Charting The History Of Assocation Football In Sri Lanka

By  Hafiz Marikar

The British sailors carried the game of football to the lands they conquered with almost national fervor.  It is the British who introduced the game to the Americas, Europe and Asia through their battalions, regiments and brigades.

It is not possible to say exactly when football was introduced to Sri Lanka, because here again, the origins are lost, literally in the mists of time.  However, there is evidence of the game being played in the sprawling sandy stretches of  the Galle Face Green, by bare chested British servicemen stationed in and around Colombo in the 1890’s.

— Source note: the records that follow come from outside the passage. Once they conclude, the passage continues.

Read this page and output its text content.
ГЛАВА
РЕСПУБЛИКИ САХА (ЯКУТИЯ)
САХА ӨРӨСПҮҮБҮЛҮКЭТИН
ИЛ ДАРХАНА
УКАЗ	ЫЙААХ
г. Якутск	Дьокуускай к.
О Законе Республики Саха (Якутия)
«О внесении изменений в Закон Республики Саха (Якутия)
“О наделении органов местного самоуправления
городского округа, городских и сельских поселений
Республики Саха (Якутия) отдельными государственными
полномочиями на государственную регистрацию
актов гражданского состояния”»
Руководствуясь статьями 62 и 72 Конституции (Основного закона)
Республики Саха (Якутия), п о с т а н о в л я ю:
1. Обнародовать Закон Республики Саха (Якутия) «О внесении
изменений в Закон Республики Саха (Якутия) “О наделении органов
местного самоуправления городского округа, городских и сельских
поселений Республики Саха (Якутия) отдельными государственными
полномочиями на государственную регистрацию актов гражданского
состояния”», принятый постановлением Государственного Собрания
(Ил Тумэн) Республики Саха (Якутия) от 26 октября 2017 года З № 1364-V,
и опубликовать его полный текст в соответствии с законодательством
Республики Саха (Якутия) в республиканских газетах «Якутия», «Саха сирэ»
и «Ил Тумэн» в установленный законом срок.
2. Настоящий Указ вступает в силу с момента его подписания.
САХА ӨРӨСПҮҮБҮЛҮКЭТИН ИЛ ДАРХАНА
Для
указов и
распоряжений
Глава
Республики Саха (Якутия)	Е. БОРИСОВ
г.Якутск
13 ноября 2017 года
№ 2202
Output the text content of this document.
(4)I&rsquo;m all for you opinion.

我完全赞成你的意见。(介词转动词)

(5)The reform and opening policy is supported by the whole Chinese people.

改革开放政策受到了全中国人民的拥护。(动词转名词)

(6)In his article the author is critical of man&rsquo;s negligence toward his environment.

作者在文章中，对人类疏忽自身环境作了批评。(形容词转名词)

The first ever attempt to organise and conduct Association Football in Ceylon was when the Colombo Association Football League was formed at a meting held in the Bristol Hotel, Colombo on  April 4, 1911.  H. French was elected the president and H.K. Crossskey as the Secretary.  However, as result of World War I in 1914, this body understandably became inactive and ineffective.  After a lapse of nine years, the Colombo Association Football League was revived and re-constituted in 1920 under the amended name, Colombo Football League, with Herbert Dowbiggin as president and H. French as chairman.  The Colombo Football League by now was gaining ground with more new clubs seeking affiliation.  In 1924, Sir John Tarbart, that evergreen sportsman, became its president and contributed immensely to the promotion of the game in the years that followed.

In 1918, the Colombo Mercantile Association Football League was formed and in 1920, the government Services Football Association came into force as the parent body in the state sector, which by then had adopted football as the main sport.  The City Football League received a pavilion named Sir Edwin Hayward Memorial Pavilion in 1929,  which was given a face lift  by Manilal Fernando  this year, and this ground looks a mini football stadium, that is after  80 long years.  City Football League at that time was  known as the “All Blacks” of football, today it is known as “Premadasa Ground”.  Sir John Tarbat  was  its first president and T. Kandiah, the secretary.    The present Secretary is Mohamed Rameez, a famous play grounds master and today he is the second in command in the Play Grounds Department of the Colombo Municipal Council, also not forgetting it President, M. Zainulabdeen of Victory SC fame.

With football taking the top spot, there was a need for a national controlling body for the sport in Sri Lanka at the time.  The game had blossomed by the late 1920’s and few football leagues had sprung up both in Colombo and in the outstations.